Hampton's silhouette is clean and low-key: track arms, a compact back profile, and legs that keep the piece from reading as heavy in a room. At 86.5 inches wide, it reads as a proper king sofa, enough seating for three adults without dominating the space. The frame is positioned as a daily-use sleeper, not a weekend-guest piece.
Conversion is via the Hybrid mechanism. You set the loose back cushions aside, lift the front edge of the seat, and the back lays flat. Two steps, no tools, no dragging a metal frame out from underneath. It's fully manual, not power-assisted. Once open, the bed extends out from the wall, so you need 86.5 inches of clear floor depth to fully open it. That's the room-planning number.
The bed is a king: 76 inches wide by 80 inches long. The mattress is built into the frame at five inches thick: cold-cured, high-density HR foam certified to CertiPUR standards. Luonto rates it Daily Sleeper, meaning it's built for nightly use rather than occasional guests. The 17-inch seat height and 21.75-inch seat depth are on the moderate side; the foam isn't described as soft or firm on the source page.
The frame is solid spruce with mortise-and-tenon joinery and birch plywood, FSC and PEFC certified. Made in the EU. Upholstery runs to over a hundred fabrics and over a hundred leathers; you'll configure at point of sale with an authorized retailer, with four to six weeks from order to delivery.

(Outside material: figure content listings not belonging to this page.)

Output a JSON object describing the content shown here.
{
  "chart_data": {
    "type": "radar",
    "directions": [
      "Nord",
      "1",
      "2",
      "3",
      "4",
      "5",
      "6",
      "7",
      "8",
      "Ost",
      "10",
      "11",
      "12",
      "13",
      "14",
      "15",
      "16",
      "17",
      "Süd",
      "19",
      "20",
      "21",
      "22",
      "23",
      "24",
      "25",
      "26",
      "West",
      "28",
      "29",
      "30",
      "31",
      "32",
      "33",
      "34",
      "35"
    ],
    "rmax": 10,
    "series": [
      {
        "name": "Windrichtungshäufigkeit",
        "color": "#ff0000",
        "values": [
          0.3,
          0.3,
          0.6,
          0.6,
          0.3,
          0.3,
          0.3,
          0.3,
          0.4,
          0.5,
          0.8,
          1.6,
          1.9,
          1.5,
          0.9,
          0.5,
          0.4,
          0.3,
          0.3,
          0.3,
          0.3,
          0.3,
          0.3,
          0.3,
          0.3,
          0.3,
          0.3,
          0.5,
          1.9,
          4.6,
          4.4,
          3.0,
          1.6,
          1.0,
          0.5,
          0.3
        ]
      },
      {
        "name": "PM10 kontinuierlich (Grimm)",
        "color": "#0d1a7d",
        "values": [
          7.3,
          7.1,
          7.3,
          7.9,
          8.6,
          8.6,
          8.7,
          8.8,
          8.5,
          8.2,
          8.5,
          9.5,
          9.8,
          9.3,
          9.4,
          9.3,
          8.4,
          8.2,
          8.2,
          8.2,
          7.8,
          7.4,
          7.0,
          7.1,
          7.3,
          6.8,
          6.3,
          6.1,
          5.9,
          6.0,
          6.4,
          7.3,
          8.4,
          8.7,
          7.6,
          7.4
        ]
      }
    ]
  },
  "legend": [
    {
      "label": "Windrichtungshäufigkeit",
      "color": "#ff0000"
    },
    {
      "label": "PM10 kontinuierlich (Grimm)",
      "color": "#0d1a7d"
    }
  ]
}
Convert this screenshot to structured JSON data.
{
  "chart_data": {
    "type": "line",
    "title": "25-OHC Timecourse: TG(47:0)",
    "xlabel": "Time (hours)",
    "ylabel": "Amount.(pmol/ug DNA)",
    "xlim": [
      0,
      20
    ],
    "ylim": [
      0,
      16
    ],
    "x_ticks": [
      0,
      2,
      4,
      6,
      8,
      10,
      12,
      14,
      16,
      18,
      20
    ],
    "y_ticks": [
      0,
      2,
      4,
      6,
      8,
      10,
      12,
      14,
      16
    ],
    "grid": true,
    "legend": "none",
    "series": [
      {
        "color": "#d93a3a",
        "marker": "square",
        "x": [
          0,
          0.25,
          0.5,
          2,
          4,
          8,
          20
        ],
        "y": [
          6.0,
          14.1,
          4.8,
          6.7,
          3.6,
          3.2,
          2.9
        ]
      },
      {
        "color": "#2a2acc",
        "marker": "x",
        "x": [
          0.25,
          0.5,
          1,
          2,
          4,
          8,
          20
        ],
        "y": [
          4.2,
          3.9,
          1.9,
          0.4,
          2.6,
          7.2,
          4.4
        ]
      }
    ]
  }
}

Hampton king is the right choice if you want a king-size bed in a frame that doesn't announce itself as a sleeper sofa. Cross-shop it against the Haven King Sofa if you want a deeper seat (Haven's 23.5-inch seat depth is nearly two inches more than Hampton's 21.75) and a Hybrid Deluxe mechanism that opens in a single lift rather than two steps. Choose Hampton if the simpler, lower-profile look is the priority.